Incarceration: How does it affect child custody?

Incarceration rates have steadily increased since the 1970s, mainly due in part to the war on drugs. As of today, there are more than 2.3 million Americans in jail or prison- many of them being parents.

Of course, you’d be unable to care for your child while you’re in jail, but incarceration and the resulting presence of a criminal record can potentially continue to affect your ability to regain child custody after your release.

If you’re concerned about the impact that incarceration could have on custody proceedings or how being in jail could negatively affect your children, you will find the answers you’re looking for in this article.

How incarceration can affect child custody

While state laws do vary, you’ll most likely lose custody of your children while you’re incarcerated, and child services may become involved in your case. Since parental incarceration negatively impacts children, you may have difficulty regaining custody after your release.

How incarceration impacts children

Sometimes it can be hard to avoid going to jail if you struggle with a substance abuse disorder or engage in survival-related crimes due to financial hardship. Occasionally, you may even be arrested for a crime that you didn’t commit.

While this is understandable, your actions still aren’t justified, and you may need to suffer consequences such as fines, probation, or spending time in jail. If you have children, they will almost definitely be affected by your incarceration.

Since you can’t care for your children while you’re in jail, they will probably be placed with the other parent, a relative, or in foster care until you are released. Unfortunately, this is by far not the only way that they’ll be affected.

Children of incarcerated parents are much more likely to engage in antisocial behavior or criminal activity. They also have an increased risk of substance abuse, aggressive behavior, depression, and suicide attempts.

When one parent is incarcerated, the household usually faces a loss of income, which can prevent the other parent from being able to provide for the children’s basic needs.

If the child previously had a positive relationship with the incarcerated parent, they can continue to nurture that relationship through letters, visits, and phone calls, commented Andre Chapman, a foster care specialist. André V. Chapman is the Founder & CEO of Unity Care Group, Inc. He is the recipient of numerous awards and distinctions for his community involvement and contributions in social services. Mr. Chapman released a book entitled, Roses in Concrete: Giving Foster Children the Future They Deserve, which sheds light on the underserved population foster youth in America. He has a Master’s in Organizational Management.

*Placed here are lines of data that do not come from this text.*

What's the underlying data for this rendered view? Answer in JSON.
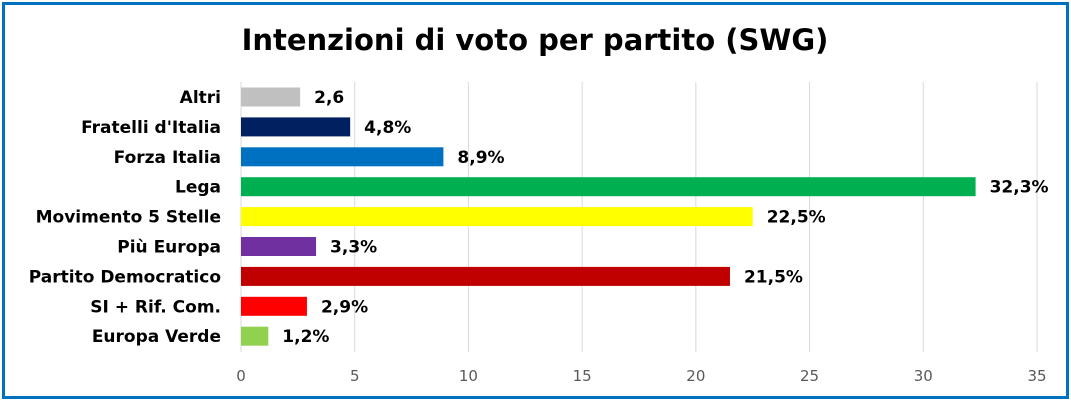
{
  "chart_data": {
    "type": "bar",
    "orientation": "horizontal",
    "title": "Intenzioni di voto per partito (SWG)",
    "xlabel": "",
    "ylabel": "",
    "xlim": [
      0,
      35
    ],
    "x_ticks": [
      "0",
      "5",
      "10",
      "15",
      "20",
      "25",
      "30",
      "35"
    ],
    "grid": "vertical",
    "legend": "none",
    "categories": [
      "Altri",
      "Fratelli d'Italia",
      "Forza Italia",
      "Lega",
      "Movimento 5 Stelle",
      "Più Europa",
      "Partito Democratico",
      "SI + Rif. Com.",
      "Europa Verde"
    ],
    "values": [
      2.6,
      4.8,
      8.9,
      32.3,
      22.5,
      3.3,
      21.5,
      2.9,
      1.2
    ],
    "data_labels": [
      "2,6",
      "4,8%",
      "8,9%",
      "32,3%",
      "22,5%",
      "3,3%",
      "21,5%",
      "2,9%",
      "1,2%"
    ],
    "colors": [
      "#c0c0c0",
      "#002060",
      "#0070c0",
      "#00b050",
      "#ffff00",
      "#7030a0",
      "#c00000",
      "#ff0000",
      "#92d050"
    ],
    "border_color": "#0070c0"
  }
}
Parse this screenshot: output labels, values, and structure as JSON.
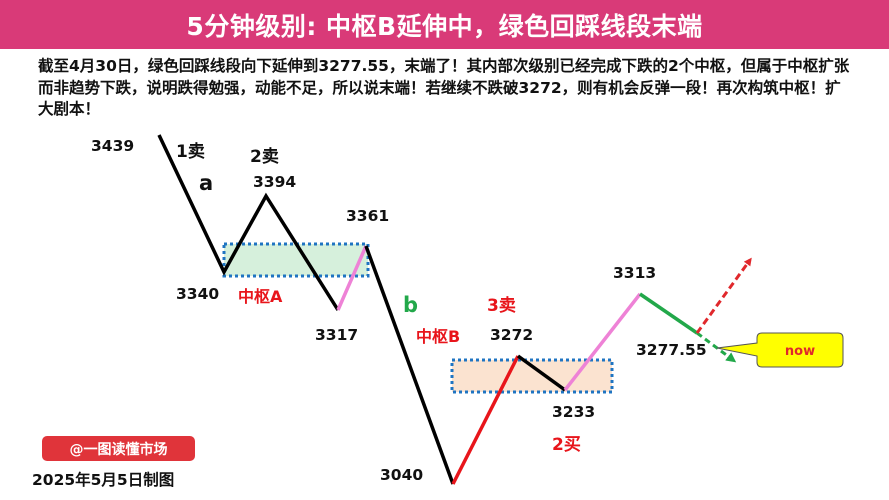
{
  "header": {
    "title": "5分钟级别: 中枢B延伸中，绿色回踩线段末端"
  },
  "description": "截至4月30日，绿色回踩线段向下延伸到3277.55，末端了！其内部次级别已经完成下跌的2个中枢，但属于中枢扩张而非趋势下跌，说明跌得勉强，动能不足，所以说末端！若继续不跌破3272，则有机会反弹一段！再次构筑中枢！扩大剧本！",
  "prices": {
    "p3439": "3439",
    "p3394": "3394",
    "p3361": "3361",
    "p3340": "3340",
    "p3317": "3317",
    "p3040": "3040",
    "p3272": "3272",
    "p3233": "3233",
    "p3313": "3313",
    "p327755": "3277.55"
  },
  "signals": {
    "sell1": "1卖",
    "sell2": "2卖",
    "sell3": "3卖",
    "buy2": "2买"
  },
  "segments": {
    "a": "a",
    "b": "b"
  },
  "pivots": {
    "a": "中枢A",
    "b": "中枢B"
  },
  "callout": {
    "now": "now"
  },
  "footer": {
    "source": "@一图读懂市场",
    "date": "2025年5月5日制图"
  },
  "colors": {
    "banner": "#d93a78",
    "down_segment": "#000000",
    "up_segment": "#e8151b",
    "pink_rebound": "#ee82d6",
    "green_pullback": "#22a84a",
    "dashed_arrow": "#e0282c",
    "pivot_border": "#1f74c2",
    "pivot_a_fill": "#d6f0dc",
    "pivot_b_fill": "#fbe3d0",
    "callout_fill": "#ffff00"
  }
}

Complete loss of contact with the incarcerated parent could result in abandonment issues. Statistically speaking, children are also more likely to experience poor educational outcomes and may even drop out of school after a parent goes to jail.

Incarceration can present a barrier to child custody

Since your children were likely negatively impacted by your incarceration, it will almost certainly be brought up in future custody proceedings.

If you previously lived with the other parent before going to jail, they would probably be allowed to continue to care for the children until you’re released.

Otherwise, child services would likely become involved in your case, and you may be required to successfully complete a dependency case plan before regaining custody.

Ideally, if your children are too old to be adopted and the other is willing and able to care for the children, then the other parent will be awarded custody rather than the children being lost in the foster care system.

Alternatively, the children may be ordered to long-term relative care or permanent guardianship if there is a friend or family member approved to care for them.

However, if you’ve been repeatedly incarcerated and/or your children are under the age of five, the dependency courts may file a motion to terminate your parental rights, so your children will be able to be adopted as the new permanency plan.

The hope of regaining child custody after release

Although your criminal record and prior incarceration will always be brought up at future custody hearings, it won’t necessarily prevent you from regaining custody or visiting your children as long as your parental rights haven’t been terminated.

As previously mentioned, you may be ordered to complete a case plan to be approved for custody. Most dependency case plans consist of a series of court-ordered tasks, including substance abuse treatment, anger management classes, and obtaining stable housing and income.

Once you’ve proven to the courts that you are rehabilitated and financially stable, it is indeed possible to regain custody of your children after you’ve been released from jail or prison.

However, if the other parent has a clean criminal record, no history of substance abuse, and is able to provide the children with a stable home environment, they will most likely be the ones awarded custody.

The courts will also consider your history to determine the likelihood of criminal recidivism. If you’ve been in and out of jail repeatedly, it may be decided that the children are better off with a relative or the other parent.

Even if you’re not able to regain custody after your release, you can still usually visit your children and rebuild the relationship to minimize the impact your incarceration has on their lives.